Traverse Theatre, Edinburgh, Sat 26 Jan
Nina Rajarani is not afraid to mix things up. In her latest show, the London-based choreographer has merged a typically female Indian dance style with two largely male domains: the football pitch and the financial boardroom. Not only that, she’s taken Bharatanatyam – a dance steeped in tradition – and brought it hurtling into the 21st century.
‘It’s taken me a few years to find the balance between retaining the authenticity of the traditional form, and making it relevant to contemporary audiences,’ says Rajarani. ‘People need something to relate to, and I think we close a lot of doors when we deal with traditional material, because it’s all about Gods and Goddesses.’
Rajarani’s company, Srishti has been populated by male dancers for the past few years – an unusual approach for Bharatanatyam, in Britain at least. But according to Rajarani, the style lends itself equally to both sexes. ‘Each step can be done in a masculine or feminine way,’ she explains. ‘The face is very alive in Indian dance, so the kind of smile you wear or how you move your eyes is different for a man or a woman – but the steps are performed in more or less the same way.’
Opening in Edinburgh, before touring the UK, Rajarani’s triple-bill Play Ball looks at how men behave at work, play and in love. The award-winning Quick finds eight ambitious young businessmen jostling for supremacy. In Chemistry, a male/female couple search for harmony after a lovers tiff. While Bend It . . . jumps headlong into the world of football – something Rajarani was drawn to because ‘it’s such a prominent part of British culture’. Her dancers, however, weren’t so sure.

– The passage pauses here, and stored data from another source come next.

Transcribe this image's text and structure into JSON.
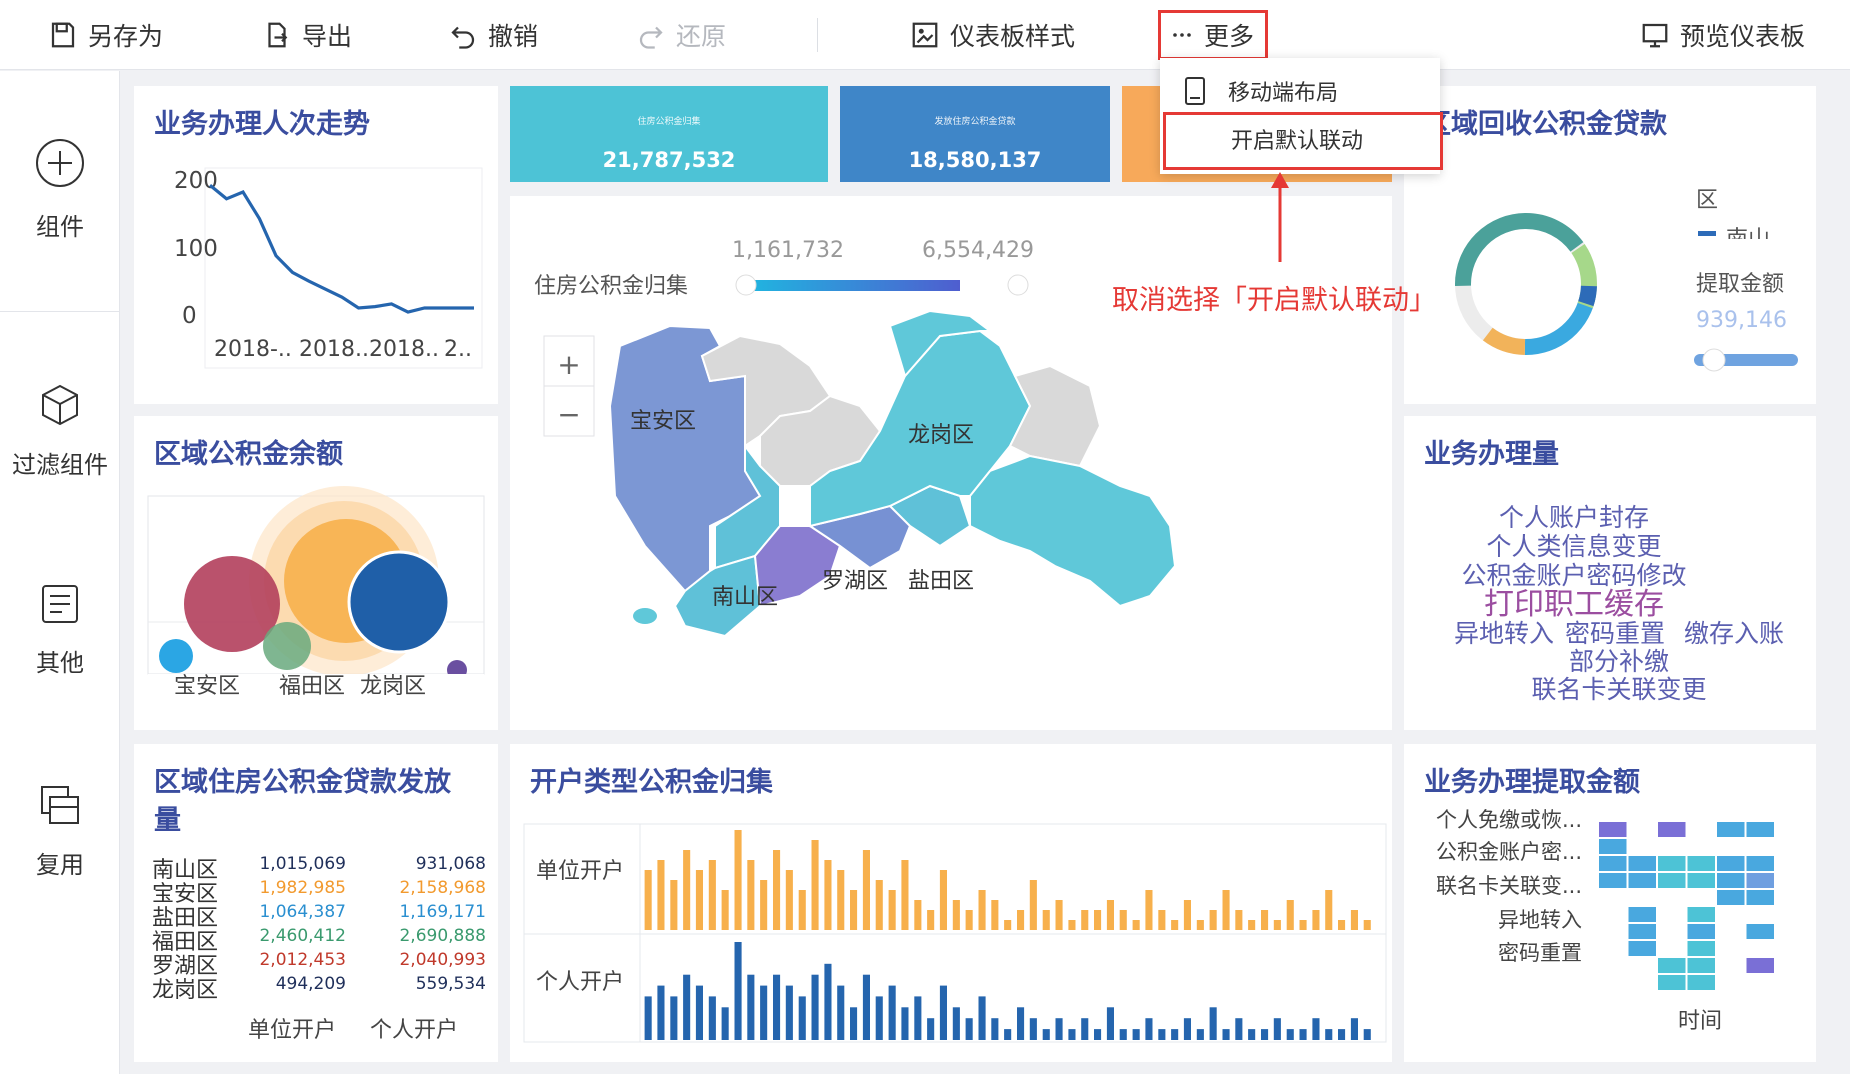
{
  "toolbar": {
    "save_as": "另存为",
    "export": "导出",
    "undo": "撤销",
    "redo": "还原",
    "dashboard_style": "仪表板样式",
    "more": "更多",
    "preview": "预览仪表板"
  },
  "sidebar": {
    "items": [
      {
        "label": "组件",
        "icon": "plus-circle-icon"
      },
      {
        "label": "过滤组件",
        "icon": "cube-icon"
      },
      {
        "label": "其他",
        "icon": "document-icon"
      },
      {
        "label": "复用",
        "icon": "copy-icon"
      }
    ]
  },
  "dropdown": {
    "items": [
      {
        "label": "移动端布局",
        "icon": "mobile-icon"
      },
      {
        "label": "开启默认联动"
      }
    ]
  },
  "annotation": "取消选择「开启默认联动」",
  "kpis": [
    {
      "label": "住房公积金归集",
      "value": "21,787,532",
      "color": "#4dc3d6"
    },
    {
      "label": "发放住房公积金贷款",
      "value": "18,580,137",
      "color": "#3f86c8"
    },
    {
      "label": "",
      "value": "",
      "color": "#f7a95a"
    }
  ],
  "cards": {
    "trend": {
      "title": "业务办理人次走势"
    },
    "balance": {
      "title": "区域公积金余额"
    },
    "recovery": {
      "title": "区域回收公积金贷款",
      "legend_title": "区",
      "legend_item": "南山",
      "measure_label": "提取金额",
      "measure_value": "939,146"
    },
    "volume": {
      "title": "业务办理量"
    },
    "loan": {
      "title": "区域住房公积金贷款发放量"
    },
    "account_type": {
      "title": "开户类型公积金归集"
    },
    "withdraw": {
      "title": "业务办理提取金额"
    }
  },
  "map": {
    "legend_label": "住房公积金归集",
    "range_min": "1,161,732",
    "range_max": "6,554,429",
    "zoom_in": "+",
    "zoom_out": "−",
    "districts": [
      "宝安区",
      "龙岗区",
      "南山区",
      "罗湖区",
      "盐田区"
    ]
  },
  "wordcloud": {
    "words": [
      {
        "text": "个人账户封存",
        "color": "#5b5fb0"
      },
      {
        "text": "个人类信息变更",
        "color": "#5b5fb0"
      },
      {
        "text": "公积金账户密码修改",
        "color": "#5b5fb0"
      },
      {
        "text": "打印职工缓存",
        "color": "#9b4ea0"
      },
      {
        "text": "异地转入",
        "color": "#5b5fb0"
      },
      {
        "text": "密码重置",
        "color": "#5b5fb0"
      },
      {
        "text": "缴存入账",
        "color": "#5b5fb0"
      },
      {
        "text": "部分补缴",
        "color": "#5b5fb0"
      },
      {
        "text": "联名卡关联变更",
        "color": "#5b5fb0"
      }
    ]
  },
  "loan_table": {
    "rows": [
      {
        "district": "南山区",
        "unit": "1,015,069",
        "personal": "931,068",
        "color": "#1f2f5a"
      },
      {
        "district": "宝安区",
        "unit": "1,982,985",
        "personal": "2,158,968",
        "color": "#f29a2e"
      },
      {
        "district": "盐田区",
        "unit": "1,064,387",
        "personal": "1,169,171",
        "color": "#2a8fd0"
      },
      {
        "district": "福田区",
        "unit": "2,460,412",
        "personal": "2,690,888",
        "color": "#3a9a6e"
      },
      {
        "district": "罗湖区",
        "unit": "2,012,453",
        "personal": "2,040,993",
        "color": "#c0392b"
      },
      {
        "district": "龙岗区",
        "unit": "494,209",
        "personal": "559,534",
        "color": "#1f2f5a"
      }
    ],
    "col_unit": "单位开户",
    "col_personal": "个人开户"
  },
  "heatmap": {
    "rows": [
      "个人免缴或恢...",
      "公积金账户密...",
      "联名卡关联变...",
      "异地转入",
      "密码重置"
    ],
    "xlabel": "时间"
  },
  "chart_data": [
    {
      "type": "line",
      "title": "业务办理人次走势",
      "x": [
        "2018-..",
        "2018..",
        "2018..",
        "2.."
      ],
      "y": [
        195,
        175,
        185,
        145,
        90,
        65,
        52,
        40,
        28,
        12,
        14,
        18,
        6,
        12,
        12,
        12,
        12
      ],
      "yticks": [
        0,
        100,
        200
      ],
      "ylim": [
        0,
        200
      ]
    },
    {
      "type": "scatter",
      "title": "区域公积金余额",
      "categories": [
        "宝安区",
        "福田区",
        "龙岗区"
      ]
    },
    {
      "type": "pie",
      "title": "区域回收公积金贷款"
    },
    {
      "type": "bar",
      "title": "开户类型公积金归集",
      "series": [
        {
          "name": "单位开户",
          "values": [
            6,
            7,
            5,
            8,
            6,
            7,
            4,
            10,
            7,
            5,
            8,
            6,
            4,
            9,
            7,
            6,
            4,
            8,
            5,
            4,
            7,
            3,
            2,
            6,
            3,
            2,
            4,
            3,
            1,
            2,
            5,
            2,
            3,
            1,
            2,
            2,
            3,
            2,
            1,
            4,
            2,
            1,
            3,
            1,
            2,
            4,
            2,
            1,
            2,
            1,
            3,
            1,
            2,
            4,
            1,
            2,
            1
          ]
        },
        {
          "name": "个人开户",
          "values": [
            4,
            5,
            4,
            6,
            5,
            4,
            3,
            9,
            6,
            5,
            6,
            5,
            4,
            6,
            7,
            5,
            3,
            6,
            4,
            5,
            3,
            4,
            2,
            5,
            3,
            2,
            4,
            2,
            1,
            3,
            2,
            1,
            2,
            1,
            2,
            1,
            3,
            1,
            1,
            2,
            1,
            1,
            2,
            1,
            3,
            1,
            2,
            1,
            1,
            2,
            1,
            1,
            2,
            1,
            1,
            2,
            1
          ]
        }
      ]
    }
  ]
}
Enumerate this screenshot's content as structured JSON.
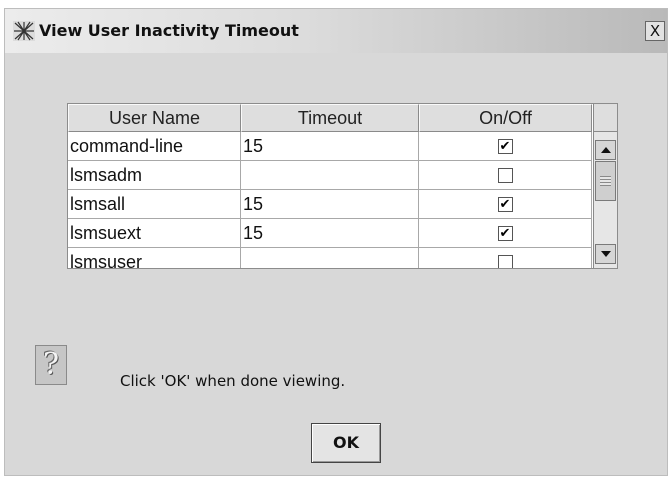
{
  "window": {
    "title": "View User Inactivity Timeout",
    "close_label": "X"
  },
  "table": {
    "columns": [
      "User Name",
      "Timeout",
      "On/Off"
    ],
    "rows": [
      {
        "user": "command-line",
        "timeout": "15",
        "on": true
      },
      {
        "user": "lsmsadm",
        "timeout": "",
        "on": false
      },
      {
        "user": "lsmsall",
        "timeout": "15",
        "on": true
      },
      {
        "user": "lsmsuext",
        "timeout": "15",
        "on": true
      },
      {
        "user": "lsmsuser",
        "timeout": "",
        "on": false
      }
    ],
    "check_glyph": "✔"
  },
  "message": {
    "icon": "question-icon",
    "icon_glyph": "?",
    "text": "Click 'OK' when done viewing."
  },
  "buttons": {
    "ok_label": "OK"
  }
}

‘When I told them we were making a piece about football, they were all horrified,’ laughs Rajarani. ‘Not one of them had ever even kicked a ball before. But a football coach came to work with us, so everyone had some proper training. And then they all did a lot of research on their own – watching football matches, chatting to friends – and they’ve been fabulous about putting in their own ideas.’